Thursday 1 April 2010

Dundee, Dragons and Hegelianism

Unfortunately I wasn’t able to make it to the ‘Real Objects or Material Subjects’ Conference at Dundee, a victim of what myself and a colleague jokingly call academic and domestic realism. It seems to have been a particularly good conference, though, and I have been enjoying some of the reflections of the attendees, particularly here, here, here and here (and becoming increasingly nuanced here and here). I suspect I would have been playing catch up and join the philosophical dots for much of the time, like many HE academics in the UK today there seems to be little time for actual reading and research and we frequently feel a little distanced from some of the materials. I remember just smiling and nodding at one of my professors when he advised me to do as much reading as I could while I was a postgraduate, because, he explained, there would be little time for it if I got a job as a lecturer - how right he was!
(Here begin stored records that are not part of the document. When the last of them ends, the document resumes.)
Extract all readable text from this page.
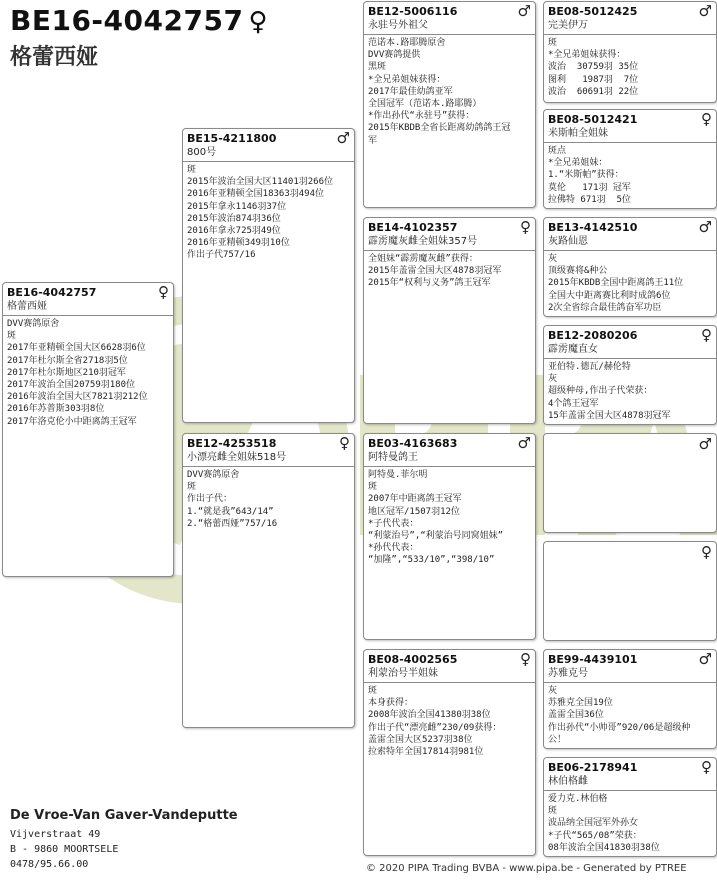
BE16-4042757 ♀
格蕾西娅
BE16-4042757	♀
格蕾西娅
DVV赛鸽原舍
斑
2017年亚精顿全国大区6628羽6位
2017年杜尔斯全省2718羽5位
2017年杜尔斯地区210羽冠军
2017年波治全国20759羽180位
2016年波治全国大区7821羽212位
2016年苏普斯303羽8位
2017年洛克伦小中距离鸽王冠军
BE15-4211800	♂
800号
斑
2015年波治全国大区11401羽266位
2016年亚精顿全国18363羽494位
2015年拿永1146羽37位
2015年波治874羽36位
2016年拿永725羽49位
2016年亚精顿349羽10位
作出子代757/16
BE12-4253518	♀
小漂亮雌全姐妹518号
DVV赛鸽原舍
斑
作出子代：
1.“就是我”643/14”
2.“格蕾西娅”757/16
BE12-5006116	♂
永驻号外祖父
范诺本.路耶腾原舍
DVV赛鸽提供
黑斑
*全兄弟姐妹获得：
2017年最佳幼鸽亚军
全国冠军（范诺本.路耶腾）
*作出孙代“永驻号”获得：
2015年KBDB全省长距离幼鸽鸽王冠
军
BE14-4102357	♀
霹雳魔灰雌全姐妹357号
全姐妹“霹雳魔灰雌”获得：
2015年盖雷全国大区4878羽冠军
2015年“权利与义务”鸽王冠军
BE03-4163683	♂
阿特曼鸽王
阿特曼.菲尔明
斑
2007年中距离鸽王冠军
地区冠军/1507羽12位
*子代代表：
“利蒙治号”,“利蒙治号同窝姐妹”
*孙代代表：
“加隆”,“533/10”,“398/10”
BE08-4002565	♀
利蒙治号半姐妹
斑
本身获得：
2008年波治全国41380羽38位
作出子代“漂亮雌”230/09获得：
盖雷全国大区5237羽38位
拉索特年全国17814羽981位
BE08-5012425	♂
完美伊万
斑
*全兄弟姐妹获得：
波治  30759羽 35位
图利   1987羽  7位
波治  60691羽 22位
BE08-5012421	♀
米斯帕全姐妹
斑点
*全兄弟姐妹：
1.“米斯帕”获得：
莫伦   171羽 冠军
拉佛特 671羽  5位
BE13-4142510	♂
灰路仙恩
灰
顶级赛将&种公
2015年KBDB全国中距离鸽王11位
全国大中距离赛比利时成鸽6位
2次全省综合最佳鸽奋军功臣
BE12-2080206	♀
霹雳魔直女
亚伯特.德瓦/赫伦特
灰
超级种母,作出子代荣获：
4个鸽王冠军
15年盖雷全国大区4878羽冠军
♂
♀
BE99-4439101	♂
苏雅克号
灰
苏雅克全国19位
盖雷全国36位
作出孙代“小帅哥”920/06是超级种
公！
BE06-2178941	♀
林伯格雌
爱力克.林伯格
斑
波品纳全国冠军外孙女
*子代“565/08”荣获：
08年波治全国41830羽38位
De Vroe-Van Gaver-Vandeputte
Vijverstraat 49
B - 9860 MOORTSELE
0478/95.66.00	© 2020 PIPA Trading BVBA - www.pipa.be - Generated by PTREE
Anyway, Hegel seems to have loomed large at the conference and it is a long time since I read any. Even when I was an undergraduate it tended to be the young Hegelians who I was reading, most notably Feuerbach and Marx, rather than the man himself. One of few notable phrases I could remember about Hegel was that of the Prussian King Frederick William IV when he courted Schelling to ‘battle the dragon seed of Hegelian pantheism’. It has always stuck with me because of an ongoing interest in pantheism. But I include it today (a) because the dragon seed of Hegelianism is clearly still strong (Zizek perhaps being its leading exponent and incarnation) and (b) self-referentially, because it links so nicely with my previous post.

Come to the Dungeons of Dundee and fight the Dragon seed of Hegelianism, with that kind of advertising I would have been there in a shot.